Perhaps this highly inconvenient recession, which is souring everyone's stock holdings and causing me to contemplate halving the amount of canned ham I toss in the direction of the house staff this Christmas, is also to blame for The Stranger's embarrassingly tedious essay this week by GRANT COGSWELL, who, according to my files, was recently forced by a combination of abject failure and financial ruin to flee the state of Washington for Mexico. I would bet the farm there isn't a cheaper freelance writer currently in practice on the West Coast. His fulsome typing about the incoming mayor and how he "broke the Seattle machine" is so prolix, dreamy, and self-serving you almost can't help but wonder which job in the McGinn administration Mr. Cogswell is gunning for—one hopes it isn't the same job three or four other Stranger scribes are actively, obviously pursuing with their recent PR disguised as political "journalism."
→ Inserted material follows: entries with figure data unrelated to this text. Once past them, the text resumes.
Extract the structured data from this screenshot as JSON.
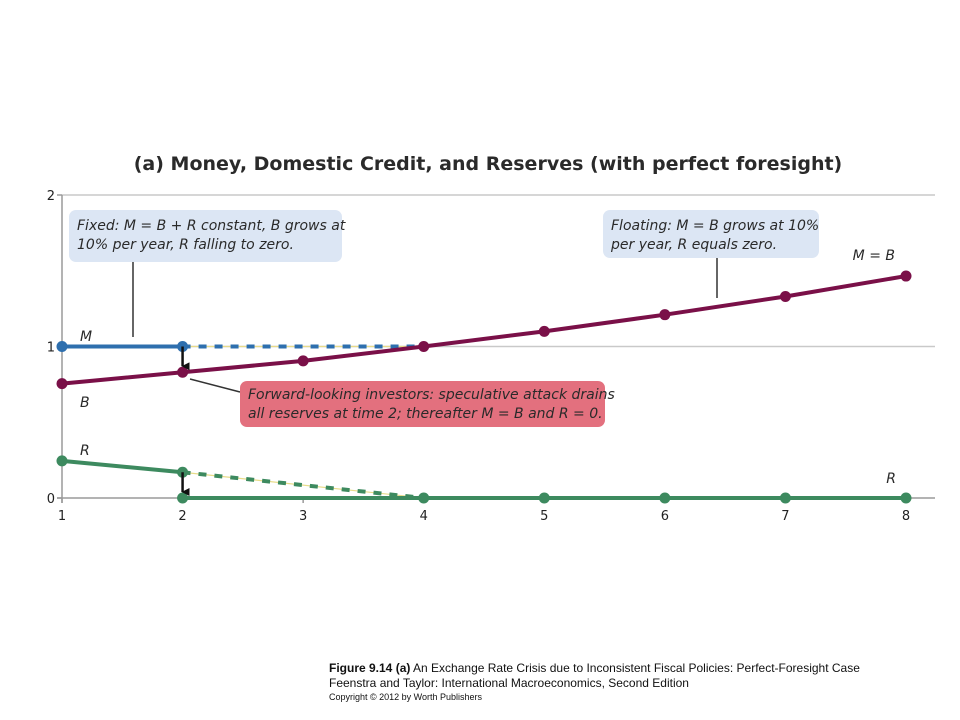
{
  "chart_data": {
    "type": "line",
    "title": "(a) Money, Domestic Credit, and Reserves (with perfect foresight)",
    "x_ticks": [
      "1",
      "2",
      "3",
      "4",
      "5",
      "6",
      "7",
      "8"
    ],
    "y_ticks": [
      "0",
      "1",
      "2"
    ],
    "xlim": [
      1,
      8
    ],
    "ylim": [
      0,
      2
    ],
    "grid": "horizontal",
    "series": [
      {
        "name": "M",
        "color": "#2e6fae",
        "segments": [
          {
            "style": "solid",
            "x": [
              1,
              2
            ],
            "y": [
              1.0,
              1.0
            ]
          },
          {
            "style": "dashed",
            "x": [
              2,
              4
            ],
            "y": [
              1.0,
              1.0
            ]
          }
        ],
        "markers": {
          "x": [
            1,
            2
          ],
          "y": [
            1.0,
            1.0
          ]
        }
      },
      {
        "name": "B",
        "label_right": "M = B",
        "color": "#7a1048",
        "segments": [
          {
            "style": "solid",
            "x": [
              1,
              2,
              3,
              4,
              5,
              6,
              7,
              8
            ],
            "y": [
              0.755,
              0.83,
              0.905,
              1.0,
              1.1,
              1.21,
              1.33,
              1.465
            ]
          }
        ],
        "markers": {
          "x": [
            1,
            2,
            3,
            4,
            5,
            6,
            7,
            8
          ],
          "y": [
            0.755,
            0.83,
            0.905,
            1.0,
            1.1,
            1.21,
            1.33,
            1.465
          ]
        }
      },
      {
        "name": "R",
        "label_right": "R",
        "color": "#3d8a5f",
        "segments": [
          {
            "style": "solid",
            "x": [
              1,
              2
            ],
            "y": [
              0.245,
              0.17
            ]
          },
          {
            "style": "dashed",
            "x": [
              2,
              4
            ],
            "y": [
              0.17,
              0.0
            ]
          },
          {
            "style": "solid",
            "x": [
              2,
              3,
              4,
              5,
              6,
              7,
              8
            ],
            "y": [
              0,
              0,
              0,
              0,
              0,
              0,
              0
            ]
          }
        ],
        "markers": {
          "x": [
            1,
            2,
            2,
            4,
            5,
            6,
            7,
            8
          ],
          "y": [
            0.245,
            0.17,
            0.0,
            0.0,
            0.0,
            0.0,
            0.0,
            0.0
          ]
        }
      }
    ],
    "annotations": [
      {
        "text": [
          "Fixed: M = B + R constant, B grows at",
          "10% per year, R falling to zero."
        ],
        "fill": "#dce6f4"
      },
      {
        "text": [
          "Floating: M = B grows at 10%",
          "per year, R equals zero."
        ],
        "fill": "#dce6f4"
      },
      {
        "text": [
          "Forward-looking investors: speculative attack drains",
          "all reserves at time 2; thereafter M = B and R = 0."
        ],
        "fill": "#e3707e"
      }
    ],
    "arrows": [
      {
        "from": [
          2,
          1.0
        ],
        "to": [
          2,
          0.83
        ]
      },
      {
        "from": [
          2,
          0.17
        ],
        "to": [
          2,
          0.0
        ]
      }
    ]
  },
  "caption": {
    "fig_label": "Figure 9.14 (a)",
    "fig_text": " An Exchange Rate Crisis due to Inconsistent Fiscal Policies: Perfect-Foresight Case",
    "line2": "Feenstra and Taylor: International Macroeconomics, Second Edition",
    "line3": "Copyright © 2012 by Worth Publishers"
  }
}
That Mr. Cogswell views the cadre of sandal-wearing marimba players the mayor-elect duped into working for him gratis all those months as the epitome of an idealized state of democracy, which is itself the idealized state of civilization, merely proves how shopworn and trite Mr. Cogswell's mind is. To be clear: Just because Mr. Cogswell and Mr. McGinn are environmentalists of the most extreme stripe doesn't mean they will go down as compatriots in history books, no matter how far Mr. Cogswell reaches to scratch his own back in ostentatious self-congratulation. And the mere fact that Mr. Cogswell was surprised by Mr. McGinn's "grassroots" victory doesn't make it meaningful; if it means anything, it means that Seattle voters were had. With, as we all know, a generous assist from The Stranger. In a just world, marimba players play marimba and the people with executive experience are the executives—and the people with the credentials to put out newspapers are the ones putting out newspapers.

In such a world, of course, The Stranger would not exist. Let us ask ourselves: What would we be missing? We would have to do without reading about BETHANY JEAN CLEMENT taking part in some sort of drunken golf tournament (call me old-fashioned, but any golf course that allows women on its premises is not a real golf course). We would have to do without DAVID SCHMADER blathering about a book on cartoons. And we would be spared beleaguered former intern KAIA CHESSEN suffering (and, by extension, forcing the reader to suffer) through not one but two plays in the theater section this week—no doubt because foppish theater "expert" Brendan Kiley went into hiding after the disastrously vainglorious Genius Awards on Friday night, which turned out to be no more than an elaborate excuse to let Paul Constant, Jen Graves, Charles Mudede, and Lindy West listen to their own voices in a microphone, and to allow a seedy young couple to copulate in the back row of the upper mezzanine. It is no surprise given the meretricious, noxiously sexualized character of this newspaper that no one seemed to mind.